QXL, Ricardo Form European Web Auction Giant

SAN FRANCISCO (05/17/2000) - QXL.com PLC on Tuesday said it was merging with German rival ricardo.de AG, uniting two of Europe's biggest auction Web sites against the growing threat from eBay Inc. The combined company, to be called QXL ricardo PLC, will have 1.3 million registered users and a multilingual range of Web sites spanning the continent.

The merger might present the first serious challenge to eBay's hopes of dominating the auction business around the world. The merged company will have a presence in 11 European countries with combined membership of 1.3 million.

But sales on eBay's sites in the U.K and Germany, the two European countries where the San Jose, California-based has operations, have surpassed those of Ricardo and QXL combined in those countries. The merger will ensure QXL can survive in the face of U.S. giant eBay's rapid expansion in Europe, said Peter Misek, e-commerce analyst at Chase H&Q.

"They had to do it," he said of QXL's move. "If they fall behind eBay the game's over." The German company's shareholders will receive one QXL share for every ricardo share, valuing ricardo at 1.104 billion euros ($1.01 billion).

That is a 27 percent premium over ricardo's closing price on Monday. Ricardo shareholders will own up to 43.8 percent of the merged group, QXL said in a statement. Ricardo shares rose 20.6 percent to 120 euros on Germany's high-tech Neuer Markt. QXL was unchanged at 180 pence after rising as high as 198. EBay downplayed the threat posed by the QXL-Ricardo alliance.

"The European market is very competitive and QXL has been struggling to make inroads," eBay spokesman Kevin Pursglove in an e-mail to The Standard. "We have been anticipating some level of consolidation because so many of eBay's competitors do not have profitable business models." Pursglove said eBay's European users bought and sold more than $86 million in the first quarter, though some of those transactions took place on eBay's US site. Pursglove said the combination of the US site and European sites makes eBay stand out from the competition.

"As we move into new markets we are providing users a global marketplace plus a vibrant local trading community," he said. QXL's leadership of the European online auction market has been undermined by eBay's launch of British and German versions of its Web site. EBay entered the European market last year launching a site in the U.K and acquiring Germany's leading person-to-person auction site, alando.de, in June. The company has since launched sites in Japan, Australia and Canada, and has set its sights on France, home of eBay founder Pierre Omidyar. Company executives have said that international expansion is one of eBay's key goals as it seeks to sustain its brisk growth rate. In addition to person-to-person auctions, eBay launched its first business-to-business auction site, eBay Pro, in Germany earlier this year. The site competes with Ricardo.de's business-to-business site. EBay's European users grew by 52 percent to number 966,100 in the first quarter, though Misek said the figures included Europeans registered at its U.S. site. QXL had more than 500,000 users at the end of last year, its most recent figures. EBay said gross sales from its German and British sites surged to $86.92 million in the first quarter, dwarfing QXL's 5.2 million pounds ($7.87 million) in 1999's fourth quarter. Despite EBay's strong brand, QXL had an advantage in powerful technology that allowed it to roll out sites in different languages across Europe, Misek said.

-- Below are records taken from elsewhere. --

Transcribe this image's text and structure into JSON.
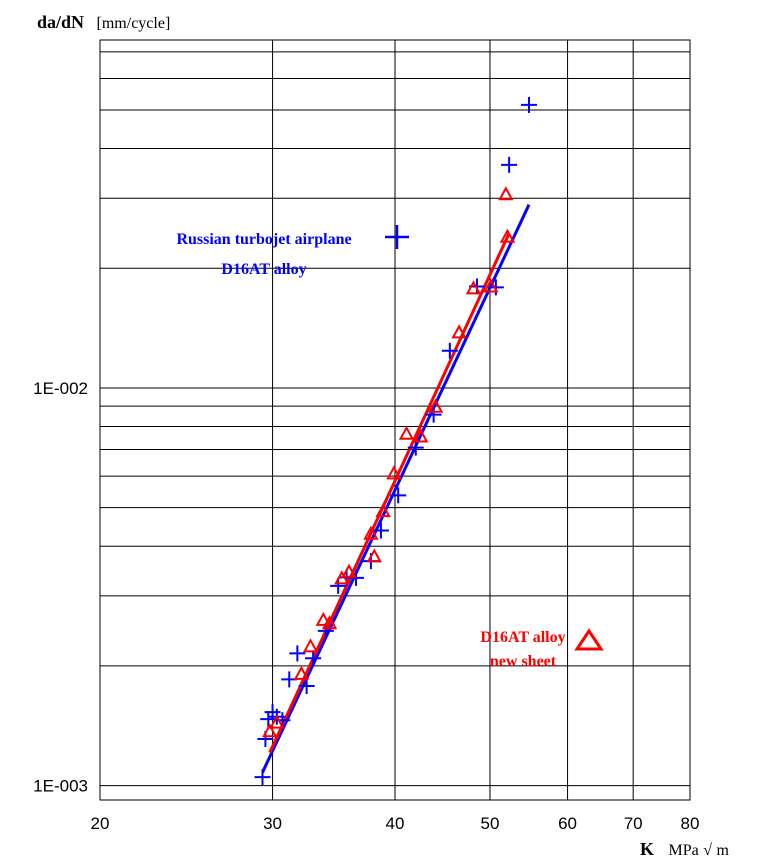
{
  "chart_data": {
    "type": "scatter",
    "x_scale": "log",
    "y_scale": "log",
    "xlim": [
      20,
      80
    ],
    "ylim": [
      0.00092,
      0.075
    ],
    "x_ticks": [
      20,
      30,
      40,
      50,
      60,
      70,
      80
    ],
    "x_tick_labels": [
      "20",
      "30",
      "40",
      "50",
      "60",
      "70",
      "80"
    ],
    "y_ticks": [
      0.001,
      0.01
    ],
    "y_tick_labels": [
      "1E-003",
      "1E-002"
    ],
    "grid": true,
    "ylabel_main": "da/dN",
    "ylabel_unit": "[mm/cycle]",
    "xlabel_main": "K",
    "xlabel_unit": "MPa",
    "xlabel_unit_suffix": "m",
    "series": [
      {
        "name": "Russian turbojet airplane D16AT alloy",
        "legend_line1": "Russian turbojet airplane",
        "legend_line2": "D16AT alloy",
        "color": "#0000ff",
        "marker": "plus",
        "points": [
          [
            29.3,
            0.00105
          ],
          [
            29.5,
            0.00131
          ],
          [
            29.7,
            0.00147
          ],
          [
            30.0,
            0.00153
          ],
          [
            30.3,
            0.00149
          ],
          [
            30.7,
            0.00146
          ],
          [
            31.2,
            0.00185
          ],
          [
            31.8,
            0.00215
          ],
          [
            32.5,
            0.00178
          ],
          [
            33.0,
            0.00209
          ],
          [
            34.0,
            0.00245
          ],
          [
            35.0,
            0.00318
          ],
          [
            35.7,
            0.00334
          ],
          [
            36.5,
            0.00333
          ],
          [
            37.8,
            0.00367
          ],
          [
            38.7,
            0.00438
          ],
          [
            40.3,
            0.00537
          ],
          [
            42.0,
            0.00708
          ],
          [
            43.8,
            0.00857
          ],
          [
            45.5,
            0.0124
          ],
          [
            48.5,
            0.018
          ],
          [
            50.7,
            0.0179
          ],
          [
            52.3,
            0.0364
          ],
          [
            54.8,
            0.0515
          ]
        ],
        "fit": [
          [
            29.3,
            0.00108
          ],
          [
            54.8,
            0.0289
          ]
        ]
      },
      {
        "name": "D16AT alloy new sheet",
        "legend_line1": "D16AT alloy",
        "legend_line2": "new sheet",
        "color": "#ff0000",
        "marker": "triangle",
        "points": [
          [
            29.8,
            0.00137
          ],
          [
            30.3,
            0.00144
          ],
          [
            32.1,
            0.00191
          ],
          [
            32.8,
            0.00224
          ],
          [
            33.8,
            0.00261
          ],
          [
            34.3,
            0.00256
          ],
          [
            35.3,
            0.00332
          ],
          [
            35.9,
            0.00345
          ],
          [
            37.8,
            0.0043
          ],
          [
            38.1,
            0.00377
          ],
          [
            38.9,
            0.0049
          ],
          [
            39.9,
            0.0061
          ],
          [
            41.1,
            0.00767
          ],
          [
            42.5,
            0.00755
          ],
          [
            44.0,
            0.00897
          ],
          [
            46.5,
            0.0138
          ],
          [
            48.1,
            0.0178
          ],
          [
            50.1,
            0.018
          ],
          [
            51.9,
            0.0307
          ],
          [
            52.1,
            0.024
          ]
        ],
        "fit": [
          [
            29.8,
            0.00121
          ],
          [
            52.3,
            0.0245
          ]
        ]
      }
    ]
  }
}
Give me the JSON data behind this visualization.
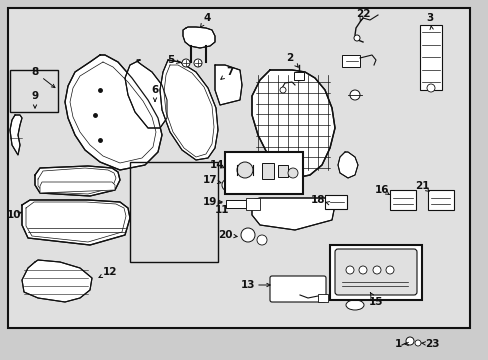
{
  "bg_color": "#cccccc",
  "inner_bg": "#e0e0e0",
  "lc": "#111111",
  "fig_width": 4.89,
  "fig_height": 3.6,
  "dpi": 100
}
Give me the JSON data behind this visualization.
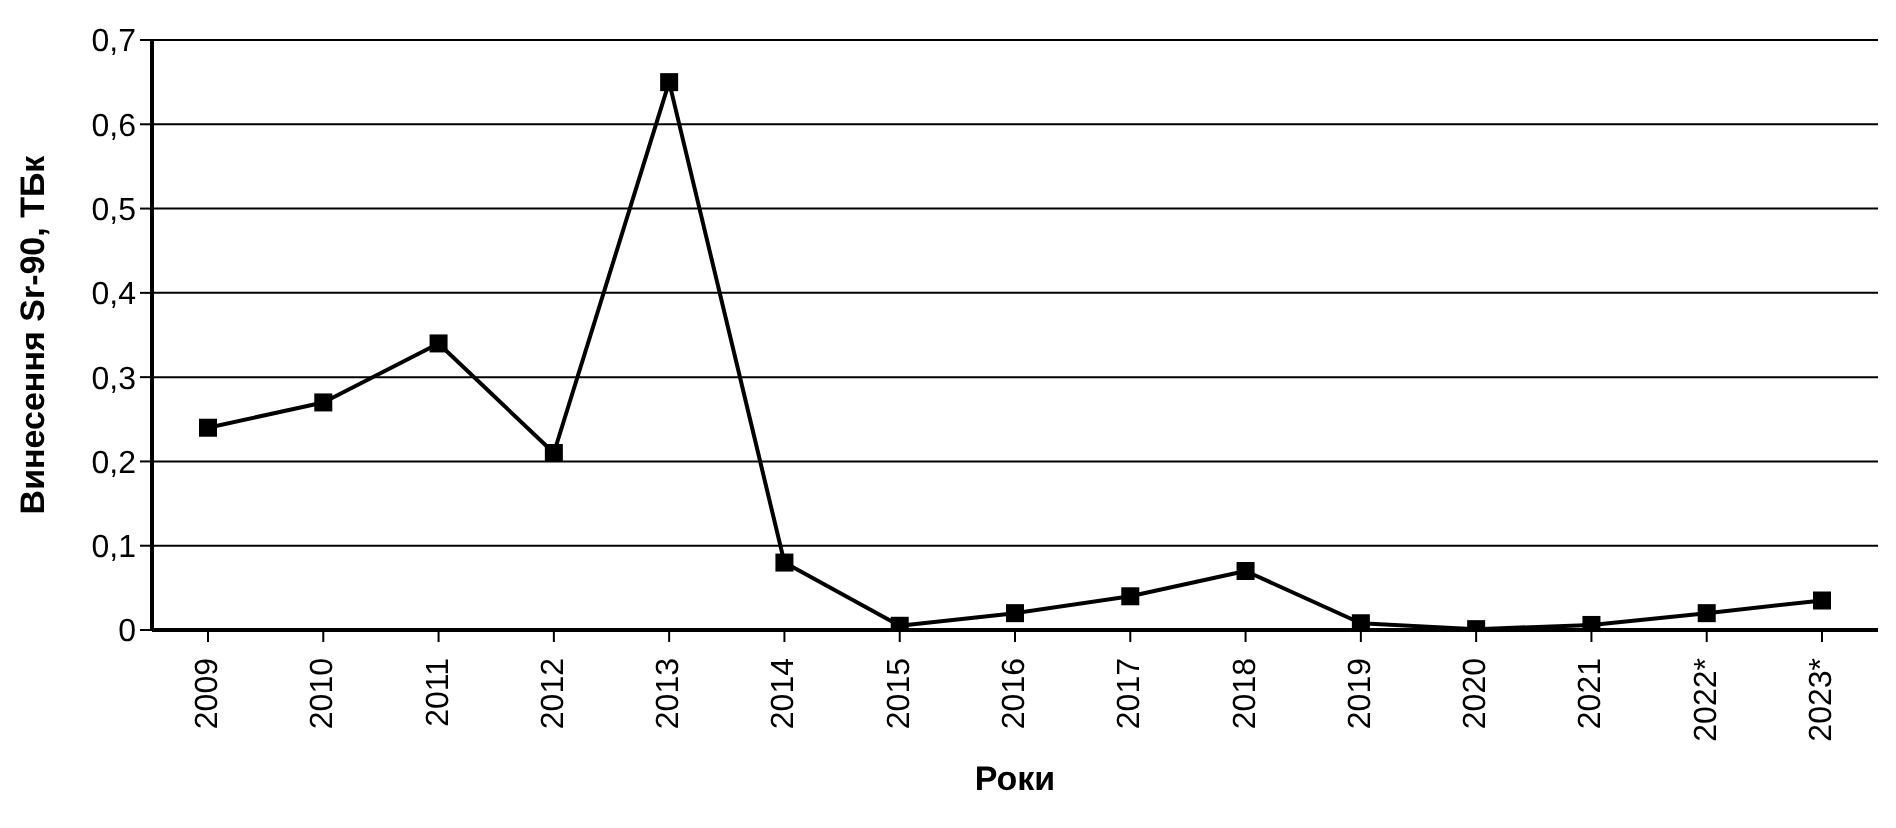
{
  "chart_data": {
    "type": "line",
    "xlabel": "Роки",
    "ylabel": "Винесення Sr-90, ТБк",
    "categories": [
      "2009",
      "2010",
      "2011",
      "2012",
      "2013",
      "2014",
      "2015",
      "2016",
      "2017",
      "2018",
      "2019",
      "2020",
      "2021",
      "2022*",
      "2023*"
    ],
    "series": [
      {
        "color": "#000000",
        "values": [
          0.24,
          0.27,
          0.34,
          0.21,
          0.65,
          0.08,
          0.005,
          0.02,
          0.04,
          0.07,
          0.008,
          0.001,
          0.006,
          0.02,
          0.035
        ]
      }
    ],
    "ylim": [
      0,
      0.7
    ],
    "yticks": [
      {
        "value": 0,
        "label": "0"
      },
      {
        "value": 0.1,
        "label": "0,1"
      },
      {
        "value": 0.2,
        "label": "0,2"
      },
      {
        "value": 0.3,
        "label": "0,3"
      },
      {
        "value": 0.4,
        "label": "0,4"
      },
      {
        "value": 0.5,
        "label": "0,5"
      },
      {
        "value": 0.6,
        "label": "0,6"
      },
      {
        "value": 0.7,
        "label": "0,7"
      }
    ],
    "grid": "y",
    "legend": false,
    "marker": "square",
    "line_style": "solid"
  }
}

Still, EBay also plans to start up in France, Italy and Scandinavia. QXL Chief Executive Jim Rose said ricardo's leadership of the German market and its operation in Switzerland, where QXL is not present, made the company a good fit. Both had similar business models, he said in a telephone interview, running business-to-consumer auctions as well as consumer-to-consumer. Both recently starting charging users to auction their goods. Launched in July 1998, ricardo has more than 670,000 registered users in Germany, Switzerland and Britain. Its German site auctioned goods worth 48.4 million marks ($22.61 million). Rose said other recent QXL acquisitions took the combined users figure to 1.3 million. Rose said there would probably be some integration of the two companies' Web sites after the deal closes around August. "We'll probably take the best of both," he said, citing ricardo's real-time auction technology as one feature QXL may add to its sites. He played down the likelihood of further acquisitions following a spate of purchases in recent months. Rose declined to discuss the company's recent financial performance ahead of its results statement on May 31, but said QXL had $100 million cash on hand.